PAMEKASAN, BANGSAONLINE.com - Seorang Pasien Dalam Pengawasan (PDP) Covid-19 yang berprofesi sebagai pedagang buah pisang di Pasar Kolpajung di Kabupaten Pamekasan, menolak dirawat di ruang isolasi Rumah Sakit Umum (RSU) Mohammad Noer.

PDP ini berinisial SM berusia 52 tahun, seorang perempuan, beralamat di Desa Pangorayan, Kecamatan Proppo, Kabupaten Pamekasan.

Ketua Penanggulangan Covid-19 RSUD Dr. H. Slamet Martodirdjo Pamekasan, dr Syaiful Hidayat mengatakan, PDP ini merupakan pasien baru.

Saat paramedis Satgas Covid-19 Pamekasan ingin membawa dan merawat PDP tersebut di ruang isolasi RSU Mohammad Noer, yang bersangkutan menolak dan minta pulang.

"Banyak kejadian seperti ini. Ketika pasien mau diisolasi menolak, padahal kondisi tubuhnya sudah menunjukkan gejala yang mengarah ke Covid-19," kata Syaiful Hidayat

Pria yang akrab disapa Syaiful ini menjelaskan, PDP tersebut kesehariannya bekerja sebagai pedagang di Pasar Kolpajung Pamekasan. Di pasar itu, PDP ini berjualan buah pisang.

Gejala yang diderita oleh PDP tersebut, kata dia, batuk dan sesak napas. "Umumnya kasus PDP di Pamekasan yang akhirnya positif terpapar Covid-19, mereka yang keluyuran ke luar rumah," ujarnya.

"Banyak sekarang ini orang masih keluyuran ke pasar, ada juga yang ke tempat ibadah, itu kayak biasa aja mereka," tambahnya.

PDP tersebut direncanakan akan langsung diambil swab spesimennya untuk diuji ke laboratorium Badan Penelitian dan Pengembangan Kesehatan (Balitbangkes) Jakarta.

"PDP ini gejalanya mengarah ke Covid-19. Kemungkinan pasien ini akan tetap diisolasi, tapi kami akan melibatkan polisi dan tentara. Supaya pasien ini mau," tutupnya.

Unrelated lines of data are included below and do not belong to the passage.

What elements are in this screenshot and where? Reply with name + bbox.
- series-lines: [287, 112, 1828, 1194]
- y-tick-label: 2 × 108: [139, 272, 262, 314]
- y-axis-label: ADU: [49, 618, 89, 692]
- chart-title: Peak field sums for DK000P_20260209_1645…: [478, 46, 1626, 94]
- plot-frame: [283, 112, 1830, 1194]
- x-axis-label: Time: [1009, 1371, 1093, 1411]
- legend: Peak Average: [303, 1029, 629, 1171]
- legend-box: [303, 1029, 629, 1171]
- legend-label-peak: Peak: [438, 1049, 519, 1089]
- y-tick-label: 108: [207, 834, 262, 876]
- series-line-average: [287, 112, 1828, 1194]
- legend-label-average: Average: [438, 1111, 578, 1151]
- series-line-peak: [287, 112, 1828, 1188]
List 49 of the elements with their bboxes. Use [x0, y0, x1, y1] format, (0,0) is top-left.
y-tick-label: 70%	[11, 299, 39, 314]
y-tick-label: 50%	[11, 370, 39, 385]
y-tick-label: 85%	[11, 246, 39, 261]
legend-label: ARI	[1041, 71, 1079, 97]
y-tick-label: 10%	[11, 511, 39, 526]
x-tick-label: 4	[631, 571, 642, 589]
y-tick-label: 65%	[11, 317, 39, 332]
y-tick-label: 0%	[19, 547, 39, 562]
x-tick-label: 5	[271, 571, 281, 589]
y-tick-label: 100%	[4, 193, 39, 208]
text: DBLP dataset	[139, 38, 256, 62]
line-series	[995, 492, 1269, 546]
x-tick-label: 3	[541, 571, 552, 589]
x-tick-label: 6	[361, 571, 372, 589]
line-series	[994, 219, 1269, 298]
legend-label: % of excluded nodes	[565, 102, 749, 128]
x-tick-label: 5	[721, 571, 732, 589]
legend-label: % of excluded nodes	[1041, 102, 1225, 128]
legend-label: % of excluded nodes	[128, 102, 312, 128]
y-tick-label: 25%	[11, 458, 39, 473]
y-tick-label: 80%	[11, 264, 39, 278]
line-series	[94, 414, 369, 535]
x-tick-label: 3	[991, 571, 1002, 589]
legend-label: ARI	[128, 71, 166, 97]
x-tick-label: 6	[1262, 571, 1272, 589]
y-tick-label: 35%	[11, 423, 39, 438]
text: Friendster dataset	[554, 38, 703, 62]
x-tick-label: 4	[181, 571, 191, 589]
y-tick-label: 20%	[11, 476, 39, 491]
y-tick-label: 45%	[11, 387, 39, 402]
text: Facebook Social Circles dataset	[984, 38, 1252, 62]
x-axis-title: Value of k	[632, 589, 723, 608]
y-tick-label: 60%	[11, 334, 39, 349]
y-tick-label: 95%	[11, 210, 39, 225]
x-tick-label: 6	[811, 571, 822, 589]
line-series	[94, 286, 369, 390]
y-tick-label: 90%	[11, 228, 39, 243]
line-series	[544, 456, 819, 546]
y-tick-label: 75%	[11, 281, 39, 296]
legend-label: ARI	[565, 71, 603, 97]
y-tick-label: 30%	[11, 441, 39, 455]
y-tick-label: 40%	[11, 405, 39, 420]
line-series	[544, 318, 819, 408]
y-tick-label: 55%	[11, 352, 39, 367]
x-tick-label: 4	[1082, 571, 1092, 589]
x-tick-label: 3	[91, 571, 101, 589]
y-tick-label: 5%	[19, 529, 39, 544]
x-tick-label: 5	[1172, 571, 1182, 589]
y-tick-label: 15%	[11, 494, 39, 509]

Suasana di Pasar Kolpajung sendiri sampai saat ini, masih banyak pedagang dan pengunjung yang tidak mematuhi imbauan pemerintah untuk jaga jarak, cuci tangan, dan tetap berkerumun. Hal ini tentunya sangat berisiko terjadi penularan virus Corona.

Miskipun sudah ada tandon cuci tangan, namun para pedagang maupun pengunjung pasar sepertinya kurang memanfaatkan tandon tersebut.

Seperti yang dikatakan Fatah, seorang pedagang di Pasar Kolpajung. "Mereka masih banyak yang tidak memakai masker, tidak cuci tangan, biar pun sudah ada tandon cuci tangan. Dan, masih tidak menghiraukan jaga jarak," ujarnya, Selasa (12/05/20).

Atas kondisi tersebut, ia mengaku tidak nyaman saat berkunjung di Pasar Kolpajung. Apalagi setelah mendengar kabar salah seorang pedagang berstatus PDP dan gejalanya mengarah ke Covid-19. "Kan kami di sini merasa khawatir mas, takut nantinya banyak yang tertular," tukasnya kepada HARIAN BANGSA. (yen/rev)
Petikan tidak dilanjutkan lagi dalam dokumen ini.